Risk management is an obvious priority in the aviation industry.  Aviation products, such as commercial and private aircraft, spacecraft and weapons systems have built in risk associated with their design, production, usage and possible non-compliance with industry and federal regulations.  A quality management system takes risk management out of the Quality Control department and integrates it into all phases of design, production and delivery.

The aerospace industry has managed risk in much the same way as other organizations.  The CEO has overall responsibility for the company while each department focuses on its own processes to minimize risk.  One area may do an outstanding job, while another down the process may not do as well.  Without integration, there can be gaps that can expose the company to liability.  Insurance and legal counsel can protect the organization after a crisis, but the quality management system seeks to eliminate variation, errors and waste before products reach the customer.

While the word risk didn’t appear in ISO 9000:2000, risk management was always a goal of a quality management system.  It did appear in the ISO 9000:2008 with respect to the environment and how the organization’s environment influences quality.  Risk appeared in AS9100 relative to the risk of meeting customer requirements.  ISO 9000:2001’s processes for corrective and preventive action, internal audits and management review addressed the importance of quality systems to recognize and manage risk by preventing and correcting errors or non-conformance before the product reaches the customer.

The latest version of AS9100, Rev C, not only mentions risk management, but Section 7.1.2, Risk Management, also  requires companies have a process for risk management.

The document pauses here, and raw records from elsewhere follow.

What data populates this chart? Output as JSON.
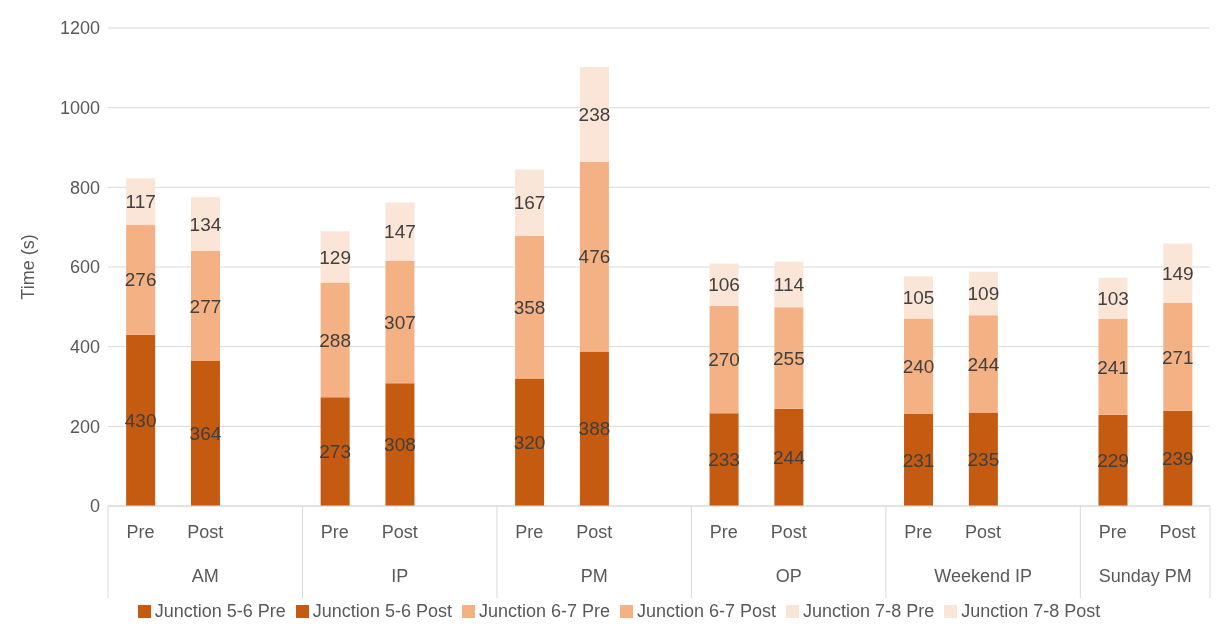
{
  "chart_data": {
    "type": "bar",
    "stacked": true,
    "ylabel": "Time (s)",
    "categories": [
      "Pre",
      "Post",
      null,
      "Pre",
      "Post",
      null,
      "Pre",
      "Post",
      null,
      "Pre",
      "Post",
      null,
      "Pre",
      "Post",
      null,
      "Pre",
      "Post"
    ],
    "annotations": [
      "AM",
      "IP",
      "PM",
      "OP",
      "Weekend IP",
      "Sunday PM"
    ],
    "series": [
      {
        "name": "Junction 5-6 Pre",
        "color": "#c55a11",
        "values": [
          430,
          null,
          null,
          273,
          null,
          null,
          320,
          null,
          null,
          233,
          null,
          null,
          231,
          null,
          null,
          229,
          null
        ]
      },
      {
        "name": "Junction 5-6 Post",
        "color": "#c55a11",
        "values": [
          null,
          364,
          null,
          null,
          308,
          null,
          null,
          388,
          null,
          null,
          244,
          null,
          null,
          235,
          null,
          null,
          239
        ]
      },
      {
        "name": "Junction 6-7 Pre",
        "color": "#f4b183",
        "values": [
          276,
          null,
          null,
          288,
          null,
          null,
          358,
          null,
          null,
          270,
          null,
          null,
          240,
          null,
          null,
          241,
          null
        ]
      },
      {
        "name": "Junction 6-7 Post",
        "color": "#f4b183",
        "values": [
          null,
          277,
          null,
          null,
          307,
          null,
          null,
          476,
          null,
          null,
          255,
          null,
          null,
          244,
          null,
          null,
          271
        ]
      },
      {
        "name": "Junction 7-8 Pre",
        "color": "#fbe5d6",
        "values": [
          117,
          null,
          null,
          129,
          null,
          null,
          167,
          null,
          null,
          106,
          null,
          null,
          105,
          null,
          null,
          103,
          null
        ]
      },
      {
        "name": "Junction 7-8 Post",
        "color": "#fbe5d6",
        "values": [
          null,
          134,
          null,
          null,
          147,
          null,
          null,
          238,
          null,
          null,
          114,
          null,
          null,
          109,
          null,
          null,
          149
        ]
      }
    ],
    "ylim": [
      0,
      1200
    ],
    "yticks": [
      0,
      200,
      400,
      600,
      800,
      1000,
      1200
    ],
    "grid": "y",
    "legend": "bottom",
    "data_labels": true
  }
}
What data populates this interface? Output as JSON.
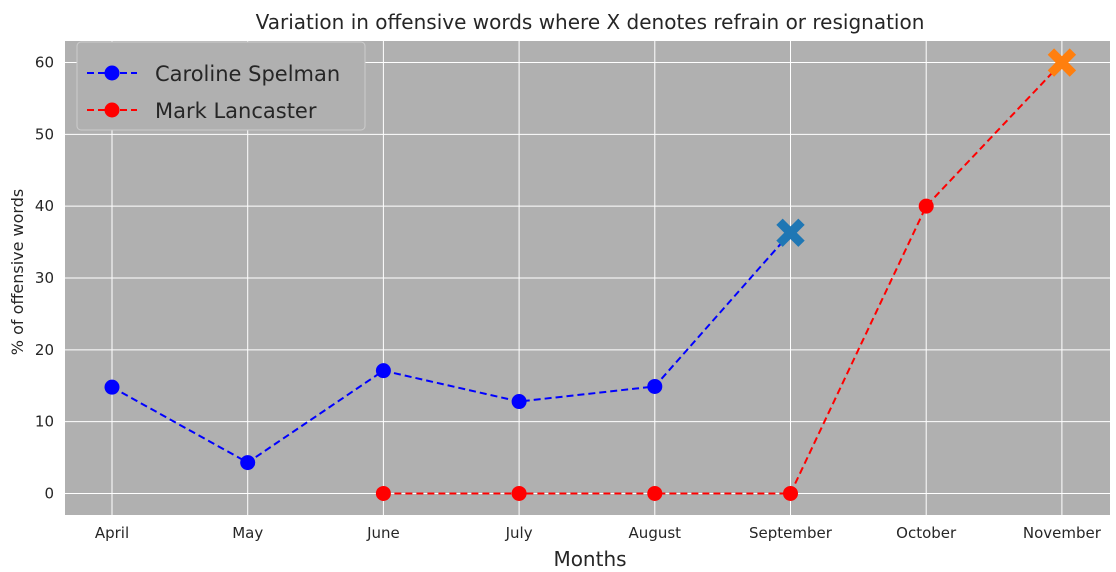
{
  "chart_data": {
    "type": "line",
    "title": "Variation in offensive words where X denotes refrain or resignation",
    "xlabel": "Months",
    "ylabel": "% of offensive words",
    "categories": [
      "April",
      "May",
      "June",
      "July",
      "August",
      "September",
      "October",
      "November"
    ],
    "ylim": [
      -3,
      63
    ],
    "yticks": [
      0,
      10,
      20,
      30,
      40,
      50,
      60
    ],
    "grid": true,
    "background_color": "#b0b0b0",
    "grid_color": "#ffffff",
    "legend_position": "top-left",
    "series": [
      {
        "name": "Caroline Spelman",
        "color": "#0000ff",
        "line_style": "dashed",
        "marker": "circle",
        "points": [
          {
            "x": "April",
            "y": 14.8
          },
          {
            "x": "May",
            "y": 4.3
          },
          {
            "x": "June",
            "y": 17.1
          },
          {
            "x": "July",
            "y": 12.8
          },
          {
            "x": "August",
            "y": 14.9
          },
          {
            "x": "September",
            "y": 36.3,
            "marker": "X"
          }
        ],
        "end_marker_color": "#1f77b4"
      },
      {
        "name": "Mark Lancaster",
        "color": "#ff0000",
        "line_style": "dashed",
        "marker": "circle",
        "points": [
          {
            "x": "June",
            "y": 0
          },
          {
            "x": "July",
            "y": 0
          },
          {
            "x": "August",
            "y": 0
          },
          {
            "x": "September",
            "y": 0
          },
          {
            "x": "October",
            "y": 40
          },
          {
            "x": "November",
            "y": 60,
            "marker": "X"
          }
        ],
        "end_marker_color": "#ff7f0e"
      }
    ]
  }
}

Risk management has three components. 

  1. Future root cause –what event, process or environmental component could trigger non-conformance, error, waste, or product failure?
  2. Probability – What is the degree of certainty or opportunity the future root cause will occur?
  3. Consequences – What are the possible consequences and impact on product quality, injury or loss, and the company’s exposure to liability?

This section specifically addresses:

  • Assignment of responsibility for risk.  Who is ultimately responsible for identifying risk and determining risk acceptance levels?
  • Identifying the three components of risk management – root cause, probability and consequences within the quality management system.
  • What risks are acceptable in the organization’s processes?
  • What are the established risk levels and tolerances?
  • What actions or modifications are required to eliminate or reduced identified risk, and what steps are taken in order to manage risk to acceptable standards.
  • What steps are necessary when risk levels exceed established tolerances?  Who is responsible for altering risk levels to new standards?

Risk management goes beyond product design, production and delivery.

Like ISO: 9001:2008, AS9100, Rev C quality management systems focus on meeting or exceeding customer requirements.  There is risk involved in not understanding customer requirements and falling short in the design and production of customer products or services, meeting scheduled deadlines, delivery methods and timelines, customer service, resolving customer complaints and replacing or repairing product to customer satisfaction.

A company risks losing customers and its quality reputation in the industry by failing to satisfy the customer.  Further, negative publicity in the regular and social media from product recalls, injuries or catastrophes from product failure can spell disaster for a company locally and around the world.